Dhar felt for the weapon-select switch. It was on the stick, along with the trim, trigger and sight marker slew controls. Laser engage was on the throttle, along with the airbrake, radio and flaps control. He was finally beginning to know his way around the cockpit. From the moment he had first sat in it, he knew that the plane’s myriad dials and switches represented order, not chaos, that each one served a specific purpose. He liked that. All his life he had been guided by the desire to impose discipline on himself and on the world around him. It was his mother who had taught him the importance of daily routine: prayers, ablutions, exercise, meditation.

Sergei had worked hard with him on the simulated targeting system for the laser-guided bombs, or LGBs, and he felt confident as he reduced power to level off at 25,000 feet and settled back. For the next few minutes, until they reached the target zone, the plane would fly with minimal input from him.

He was less happy with Primakov. It was never going to be an easy relationship with the SVR. In return for his protection, Dhar had agreed to strike at a target in Britain that was mutually important to him and to the Russians. It wasn’t a martyr operation, but it was beginning to feel like one. There wasn’t enough detail about his exit strategy. In Delhi, his escape route had been planned meticulously, from the waiting rickshaw to the goods carrier that took him over the Pakistan border.

Whenever he raised his concerns with Primakov, the Russian reminded him of the risks Moscow was taking by shielding him. Without the SVR’s help, he would be dead. It was hard to disagree. The global scale of the CIA’s manhunt had taken Dhar by surprise. It had also upset him. Drone strikes were killing hundreds of brothers. Using six kidnapped Marines as a decoy had bought him time, and the taste of revenge, but he knew he had been close to being caught on several occasions. Primakov reassured him that the SVR would help after the attack, but the truth was that he would be on his own again, on the run.

‘Do you know what your final combat payload will be?’ Sergei asked over the intercom as they approached the target zone. Dhar moved the gunsight onto a column of rusting tanks.

‘A pair of Vympel R-73s,’ he replied.
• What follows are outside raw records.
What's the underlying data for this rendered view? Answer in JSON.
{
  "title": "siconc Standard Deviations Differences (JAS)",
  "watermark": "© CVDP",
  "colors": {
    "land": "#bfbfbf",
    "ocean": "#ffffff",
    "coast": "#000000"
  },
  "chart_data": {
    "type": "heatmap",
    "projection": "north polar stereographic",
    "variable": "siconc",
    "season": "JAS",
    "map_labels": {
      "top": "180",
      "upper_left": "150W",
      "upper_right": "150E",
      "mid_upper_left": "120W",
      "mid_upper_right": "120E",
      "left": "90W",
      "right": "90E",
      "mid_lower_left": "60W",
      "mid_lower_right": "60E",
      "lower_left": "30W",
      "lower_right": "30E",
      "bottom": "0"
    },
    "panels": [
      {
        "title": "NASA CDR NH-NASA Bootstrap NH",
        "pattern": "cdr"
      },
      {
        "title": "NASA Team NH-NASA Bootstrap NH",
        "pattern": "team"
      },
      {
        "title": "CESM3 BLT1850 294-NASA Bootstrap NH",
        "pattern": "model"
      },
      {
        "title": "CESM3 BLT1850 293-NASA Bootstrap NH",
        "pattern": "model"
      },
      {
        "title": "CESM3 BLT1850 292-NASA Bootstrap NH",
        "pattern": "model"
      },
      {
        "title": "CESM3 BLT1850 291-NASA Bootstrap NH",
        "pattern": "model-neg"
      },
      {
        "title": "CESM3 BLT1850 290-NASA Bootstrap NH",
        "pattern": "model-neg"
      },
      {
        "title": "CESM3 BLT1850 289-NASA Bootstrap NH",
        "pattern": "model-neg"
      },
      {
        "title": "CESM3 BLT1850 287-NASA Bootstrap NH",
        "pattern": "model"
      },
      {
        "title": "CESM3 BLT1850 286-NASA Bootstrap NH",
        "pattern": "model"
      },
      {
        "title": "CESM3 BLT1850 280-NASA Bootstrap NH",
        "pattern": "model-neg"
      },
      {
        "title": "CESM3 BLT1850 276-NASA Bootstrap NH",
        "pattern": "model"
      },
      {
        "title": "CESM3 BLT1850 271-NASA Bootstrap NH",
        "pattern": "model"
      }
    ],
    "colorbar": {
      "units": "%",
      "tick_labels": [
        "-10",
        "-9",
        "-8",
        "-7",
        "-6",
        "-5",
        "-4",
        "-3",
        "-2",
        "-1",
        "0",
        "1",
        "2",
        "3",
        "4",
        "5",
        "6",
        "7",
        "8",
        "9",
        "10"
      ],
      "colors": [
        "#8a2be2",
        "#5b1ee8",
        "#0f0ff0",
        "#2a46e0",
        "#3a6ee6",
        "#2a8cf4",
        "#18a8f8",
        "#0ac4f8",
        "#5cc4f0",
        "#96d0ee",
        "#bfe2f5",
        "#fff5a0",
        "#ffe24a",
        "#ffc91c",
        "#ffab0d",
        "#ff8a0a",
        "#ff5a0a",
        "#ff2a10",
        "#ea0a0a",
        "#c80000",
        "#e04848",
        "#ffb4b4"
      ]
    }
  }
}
He was sure that he would be able to deploy Russia’s most advanced air-to-air missiles after endless sessions on the simulator. Besides, if all went to plan, the enemy would be unarmed and unprepared. And he would only need one of them.

‘Watch your trim on the approach. What about LGBs?’
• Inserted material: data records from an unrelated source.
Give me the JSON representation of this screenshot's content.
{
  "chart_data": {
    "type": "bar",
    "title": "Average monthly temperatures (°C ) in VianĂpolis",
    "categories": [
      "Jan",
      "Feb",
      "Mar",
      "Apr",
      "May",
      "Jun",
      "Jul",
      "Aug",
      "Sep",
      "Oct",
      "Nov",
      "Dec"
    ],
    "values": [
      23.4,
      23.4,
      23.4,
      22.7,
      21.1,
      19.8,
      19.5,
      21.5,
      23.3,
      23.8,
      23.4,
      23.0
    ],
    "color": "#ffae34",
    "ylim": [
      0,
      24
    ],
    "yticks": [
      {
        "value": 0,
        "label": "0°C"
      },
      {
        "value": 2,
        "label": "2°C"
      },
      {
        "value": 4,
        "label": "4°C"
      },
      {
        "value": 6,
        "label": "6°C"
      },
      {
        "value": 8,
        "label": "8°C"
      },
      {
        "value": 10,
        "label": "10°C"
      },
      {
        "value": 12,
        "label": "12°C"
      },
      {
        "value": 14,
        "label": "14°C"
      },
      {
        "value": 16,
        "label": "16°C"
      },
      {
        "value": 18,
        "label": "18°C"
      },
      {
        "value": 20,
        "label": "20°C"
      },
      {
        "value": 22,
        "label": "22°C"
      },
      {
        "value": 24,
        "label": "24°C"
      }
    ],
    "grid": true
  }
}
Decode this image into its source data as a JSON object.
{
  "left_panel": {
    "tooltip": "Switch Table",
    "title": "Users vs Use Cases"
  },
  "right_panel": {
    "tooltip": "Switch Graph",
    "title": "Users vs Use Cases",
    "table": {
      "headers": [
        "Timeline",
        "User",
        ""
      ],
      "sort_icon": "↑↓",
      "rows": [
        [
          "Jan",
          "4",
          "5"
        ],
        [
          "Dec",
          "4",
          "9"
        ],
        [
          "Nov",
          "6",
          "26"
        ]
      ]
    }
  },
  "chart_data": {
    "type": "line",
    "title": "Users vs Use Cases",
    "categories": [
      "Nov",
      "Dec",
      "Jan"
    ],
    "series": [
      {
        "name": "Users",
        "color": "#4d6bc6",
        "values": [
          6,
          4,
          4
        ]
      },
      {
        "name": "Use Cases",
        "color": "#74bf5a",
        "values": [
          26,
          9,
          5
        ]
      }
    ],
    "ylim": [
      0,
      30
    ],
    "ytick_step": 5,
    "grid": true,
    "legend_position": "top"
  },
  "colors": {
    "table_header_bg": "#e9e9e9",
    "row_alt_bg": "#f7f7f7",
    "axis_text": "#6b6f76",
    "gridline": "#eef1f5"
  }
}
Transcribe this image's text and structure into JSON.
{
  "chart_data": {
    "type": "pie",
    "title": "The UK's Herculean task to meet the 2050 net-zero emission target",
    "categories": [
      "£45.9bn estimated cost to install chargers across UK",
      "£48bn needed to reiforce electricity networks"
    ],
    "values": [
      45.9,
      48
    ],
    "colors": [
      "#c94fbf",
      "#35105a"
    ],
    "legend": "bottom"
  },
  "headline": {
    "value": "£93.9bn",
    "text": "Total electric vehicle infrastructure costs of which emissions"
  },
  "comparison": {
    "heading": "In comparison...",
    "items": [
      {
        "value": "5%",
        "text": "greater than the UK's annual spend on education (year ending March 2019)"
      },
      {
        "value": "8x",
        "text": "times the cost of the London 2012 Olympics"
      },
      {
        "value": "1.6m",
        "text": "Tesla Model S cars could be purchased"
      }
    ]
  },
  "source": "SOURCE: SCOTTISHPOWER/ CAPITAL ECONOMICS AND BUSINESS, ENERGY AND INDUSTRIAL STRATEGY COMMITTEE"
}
They will kill you after this is over, Dhar thought, easing the stick to the left, so there was no harm in telling him. But for the moment he said nothing.

‘Engage the target now,’ Sergei ordered, frustrated by Dhar’s reticence.
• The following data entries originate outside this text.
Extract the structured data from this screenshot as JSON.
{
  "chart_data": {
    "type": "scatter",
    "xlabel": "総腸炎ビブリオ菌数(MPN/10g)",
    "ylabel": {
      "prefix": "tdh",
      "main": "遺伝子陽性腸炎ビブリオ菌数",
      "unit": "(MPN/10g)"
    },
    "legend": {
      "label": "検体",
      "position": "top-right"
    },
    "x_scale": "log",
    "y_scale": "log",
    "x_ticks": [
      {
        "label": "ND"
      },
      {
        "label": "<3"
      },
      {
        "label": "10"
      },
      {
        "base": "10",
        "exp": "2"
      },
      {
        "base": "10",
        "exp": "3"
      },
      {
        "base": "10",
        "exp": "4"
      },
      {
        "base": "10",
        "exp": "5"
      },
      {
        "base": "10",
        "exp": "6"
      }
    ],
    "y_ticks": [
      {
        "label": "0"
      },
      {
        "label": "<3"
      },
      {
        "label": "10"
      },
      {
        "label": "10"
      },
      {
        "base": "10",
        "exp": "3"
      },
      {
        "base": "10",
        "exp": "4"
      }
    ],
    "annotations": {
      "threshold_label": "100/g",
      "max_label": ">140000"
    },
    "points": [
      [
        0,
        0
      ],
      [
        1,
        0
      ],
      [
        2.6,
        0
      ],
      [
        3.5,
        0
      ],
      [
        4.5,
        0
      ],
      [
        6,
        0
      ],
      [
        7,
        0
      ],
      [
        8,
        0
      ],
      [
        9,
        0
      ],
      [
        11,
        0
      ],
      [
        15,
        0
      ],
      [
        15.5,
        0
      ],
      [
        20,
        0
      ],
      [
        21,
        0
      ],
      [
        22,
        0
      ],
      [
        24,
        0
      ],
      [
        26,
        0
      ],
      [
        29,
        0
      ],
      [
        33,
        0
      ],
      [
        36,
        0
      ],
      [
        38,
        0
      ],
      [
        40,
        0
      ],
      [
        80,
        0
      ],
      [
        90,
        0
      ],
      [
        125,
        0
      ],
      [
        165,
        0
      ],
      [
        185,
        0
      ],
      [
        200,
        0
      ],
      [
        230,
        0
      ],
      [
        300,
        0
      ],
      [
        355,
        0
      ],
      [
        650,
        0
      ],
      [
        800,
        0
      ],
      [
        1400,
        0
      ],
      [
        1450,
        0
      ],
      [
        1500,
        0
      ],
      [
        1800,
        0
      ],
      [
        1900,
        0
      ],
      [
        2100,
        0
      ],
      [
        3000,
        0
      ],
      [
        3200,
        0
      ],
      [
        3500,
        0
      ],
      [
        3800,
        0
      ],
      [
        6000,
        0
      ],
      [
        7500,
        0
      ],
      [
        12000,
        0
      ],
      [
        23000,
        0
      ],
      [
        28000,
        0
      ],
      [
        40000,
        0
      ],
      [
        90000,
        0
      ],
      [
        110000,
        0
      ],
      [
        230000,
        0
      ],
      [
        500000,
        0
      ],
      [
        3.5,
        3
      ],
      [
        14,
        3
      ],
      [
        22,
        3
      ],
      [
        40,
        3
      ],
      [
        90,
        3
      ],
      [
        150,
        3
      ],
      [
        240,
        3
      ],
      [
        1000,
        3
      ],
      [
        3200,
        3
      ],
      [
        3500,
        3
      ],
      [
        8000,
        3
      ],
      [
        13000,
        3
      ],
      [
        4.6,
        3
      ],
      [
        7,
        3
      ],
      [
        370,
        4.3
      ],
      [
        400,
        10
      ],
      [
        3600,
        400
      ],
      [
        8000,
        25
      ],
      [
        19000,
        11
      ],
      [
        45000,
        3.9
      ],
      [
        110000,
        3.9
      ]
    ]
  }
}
Dhar released the bombs. The aircraft seemed to jump before, climbing, he rolled away to the left.

‘Two thousand-pound laser-guided bombs,’ he finally said, almost to himself. ‘One of them is a radiological dispersal device.’

Sergei didn’t say anything for a few seconds, as if he was allowing time for both of them to acknowledge the implications of what had just been said. ‘That’s a lot of collateral.’

Dhar couldn’t disagree. A thousand-pound radioactive dirty bomb would cause widespread panic, fear and chaos. There would also be multiple civilian casualties. Not at first, but when the caesium-137 began to interact with human muscle tissue, the radiation dose would substantially increase the risk of cancer. If decontamination proved difficult, entire areas would have to be abandoned for years, if not decades, as the wind and rain spread the radioactive dust into the soil and the water supply. Were the British people innocent? He would have said yes a year ago. But something had changed since the discovery of his father’s allegiance to Russia. Britain and its people were no longer off limits.

Dhar looked down at a rising plume of smoke below him, and thought again about what lay ahead.